In John's account of the final night before crucifixion, Jesus uses the word μέγας, "greater" six times (13:16 twice, 14:12, 14:28, 15:13, and 15:20). Three of the sayings are given in a way in which the meaning of μέγας is made evident:
Truly, truly, I say to you, a servant is not greater than his master, nor is a messenger greater than the one who sent him. (John 13:16 ESV)
You heard me say to you, ‘I am going away, and I will come to you.’ If you loved me, you would have rejoiced, because I am going to the Father, for the Father is greater than I. (John 14:28)
Remember the word that I said to you: ‘A servant is not greater than his master.’ If they persecuted me, they will also persecute you.
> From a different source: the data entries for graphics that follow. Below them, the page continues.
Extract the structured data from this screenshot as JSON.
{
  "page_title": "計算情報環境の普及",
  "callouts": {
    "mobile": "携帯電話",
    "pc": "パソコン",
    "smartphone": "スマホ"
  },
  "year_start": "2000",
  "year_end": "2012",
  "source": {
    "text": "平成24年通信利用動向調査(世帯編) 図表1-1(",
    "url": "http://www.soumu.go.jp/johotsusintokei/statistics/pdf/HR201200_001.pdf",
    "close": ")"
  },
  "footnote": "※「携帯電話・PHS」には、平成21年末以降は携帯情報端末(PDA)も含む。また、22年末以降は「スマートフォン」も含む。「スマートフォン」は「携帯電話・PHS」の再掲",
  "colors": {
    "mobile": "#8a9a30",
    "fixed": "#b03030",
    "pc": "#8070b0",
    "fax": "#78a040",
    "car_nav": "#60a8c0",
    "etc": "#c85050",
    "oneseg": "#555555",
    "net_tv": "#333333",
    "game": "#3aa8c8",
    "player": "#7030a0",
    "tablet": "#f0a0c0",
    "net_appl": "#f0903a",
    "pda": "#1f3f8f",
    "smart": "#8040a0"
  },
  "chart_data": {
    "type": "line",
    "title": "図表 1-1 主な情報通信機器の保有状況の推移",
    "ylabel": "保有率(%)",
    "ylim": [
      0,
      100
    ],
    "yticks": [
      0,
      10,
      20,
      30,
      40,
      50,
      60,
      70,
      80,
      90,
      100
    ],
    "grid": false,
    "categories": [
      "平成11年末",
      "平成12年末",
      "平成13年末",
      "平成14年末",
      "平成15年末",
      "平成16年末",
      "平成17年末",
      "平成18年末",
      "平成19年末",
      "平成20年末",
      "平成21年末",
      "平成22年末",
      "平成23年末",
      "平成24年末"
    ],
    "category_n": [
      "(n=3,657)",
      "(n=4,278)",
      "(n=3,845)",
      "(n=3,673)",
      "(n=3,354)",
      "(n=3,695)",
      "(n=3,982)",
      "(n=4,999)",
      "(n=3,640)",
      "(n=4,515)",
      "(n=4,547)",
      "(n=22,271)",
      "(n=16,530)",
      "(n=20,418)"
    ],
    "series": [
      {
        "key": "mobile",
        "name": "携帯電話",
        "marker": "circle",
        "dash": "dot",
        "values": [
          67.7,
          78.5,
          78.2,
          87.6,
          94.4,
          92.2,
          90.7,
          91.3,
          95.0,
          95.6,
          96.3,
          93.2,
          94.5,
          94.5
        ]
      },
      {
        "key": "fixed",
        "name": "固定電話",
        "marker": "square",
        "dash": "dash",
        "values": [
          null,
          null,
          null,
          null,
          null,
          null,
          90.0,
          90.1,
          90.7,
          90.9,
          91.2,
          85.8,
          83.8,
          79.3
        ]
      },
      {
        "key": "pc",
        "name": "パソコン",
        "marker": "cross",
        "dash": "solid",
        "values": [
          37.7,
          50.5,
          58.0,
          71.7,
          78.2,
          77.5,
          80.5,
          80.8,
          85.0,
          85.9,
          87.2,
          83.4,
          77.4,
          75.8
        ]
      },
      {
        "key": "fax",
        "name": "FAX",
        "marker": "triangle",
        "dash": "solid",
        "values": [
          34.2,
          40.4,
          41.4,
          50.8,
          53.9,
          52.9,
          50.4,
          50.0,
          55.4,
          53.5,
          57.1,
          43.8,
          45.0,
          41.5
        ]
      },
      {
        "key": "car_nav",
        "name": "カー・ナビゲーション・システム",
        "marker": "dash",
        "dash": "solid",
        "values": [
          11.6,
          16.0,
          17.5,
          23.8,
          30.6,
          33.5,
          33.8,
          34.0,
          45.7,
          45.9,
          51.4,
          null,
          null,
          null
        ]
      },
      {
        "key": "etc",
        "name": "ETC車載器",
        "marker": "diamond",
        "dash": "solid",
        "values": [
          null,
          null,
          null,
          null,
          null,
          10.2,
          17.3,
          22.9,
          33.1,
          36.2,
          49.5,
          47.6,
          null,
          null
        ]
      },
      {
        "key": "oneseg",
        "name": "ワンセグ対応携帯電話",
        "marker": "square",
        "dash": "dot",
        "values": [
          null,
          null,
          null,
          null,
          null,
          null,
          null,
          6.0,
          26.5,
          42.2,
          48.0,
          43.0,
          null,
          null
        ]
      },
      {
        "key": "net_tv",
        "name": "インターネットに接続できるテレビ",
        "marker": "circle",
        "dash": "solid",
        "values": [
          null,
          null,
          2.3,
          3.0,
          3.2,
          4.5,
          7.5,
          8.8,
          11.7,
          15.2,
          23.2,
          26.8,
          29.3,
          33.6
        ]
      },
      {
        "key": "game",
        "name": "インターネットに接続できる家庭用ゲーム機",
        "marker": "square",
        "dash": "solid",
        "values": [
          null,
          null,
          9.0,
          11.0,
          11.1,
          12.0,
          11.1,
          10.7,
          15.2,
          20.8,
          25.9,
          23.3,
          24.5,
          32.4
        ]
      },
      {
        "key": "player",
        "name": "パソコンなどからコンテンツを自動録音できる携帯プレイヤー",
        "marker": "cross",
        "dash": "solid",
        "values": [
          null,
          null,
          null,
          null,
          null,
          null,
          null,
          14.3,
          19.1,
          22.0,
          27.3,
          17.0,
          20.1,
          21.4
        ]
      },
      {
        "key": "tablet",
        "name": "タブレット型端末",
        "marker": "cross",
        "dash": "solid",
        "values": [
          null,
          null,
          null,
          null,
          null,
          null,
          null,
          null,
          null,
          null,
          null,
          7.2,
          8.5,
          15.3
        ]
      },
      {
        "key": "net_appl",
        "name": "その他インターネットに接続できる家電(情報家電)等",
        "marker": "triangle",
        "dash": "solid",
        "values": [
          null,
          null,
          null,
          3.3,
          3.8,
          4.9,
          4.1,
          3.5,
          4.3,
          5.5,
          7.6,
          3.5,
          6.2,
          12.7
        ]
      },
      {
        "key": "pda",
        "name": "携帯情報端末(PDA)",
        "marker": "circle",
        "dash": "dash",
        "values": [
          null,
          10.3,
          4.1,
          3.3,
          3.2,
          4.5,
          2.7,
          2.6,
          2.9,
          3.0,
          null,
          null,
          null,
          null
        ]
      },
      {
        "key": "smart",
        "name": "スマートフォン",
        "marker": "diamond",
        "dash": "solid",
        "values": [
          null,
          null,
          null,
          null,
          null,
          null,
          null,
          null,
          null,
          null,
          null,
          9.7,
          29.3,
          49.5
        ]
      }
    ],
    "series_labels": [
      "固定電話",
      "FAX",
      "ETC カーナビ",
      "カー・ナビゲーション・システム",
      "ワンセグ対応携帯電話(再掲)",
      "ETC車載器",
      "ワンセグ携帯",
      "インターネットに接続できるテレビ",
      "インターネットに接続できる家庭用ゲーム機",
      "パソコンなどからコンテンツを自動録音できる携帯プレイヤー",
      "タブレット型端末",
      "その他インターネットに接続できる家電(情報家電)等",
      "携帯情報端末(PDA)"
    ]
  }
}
If they kept my word, they will also keep yours. (John 15:20)
Here are the other two sayings:
“Truly, truly, I say to you, whoever believes in me will also do the works that I do; and greater works than these will he do, because I am going to the Father. (John 14:12)
Greater love has no one than this, that someone lay down his life for his friends.
My question is about the significance of greater love.
Not long after making these statements, Jesus did lay His life down for His friends. In fact, if the New Testament is believed, Jesus not only laid His life down for His friends, but for all people including those who condemned Him, those who tortured Him, even those who killed Him. It seems without question Jesus demonstrated the greater love of which He spoke.
Jesus says His Father is greater than Him so does Jesus' death show that His love for those for whom He died was greater than His Father's?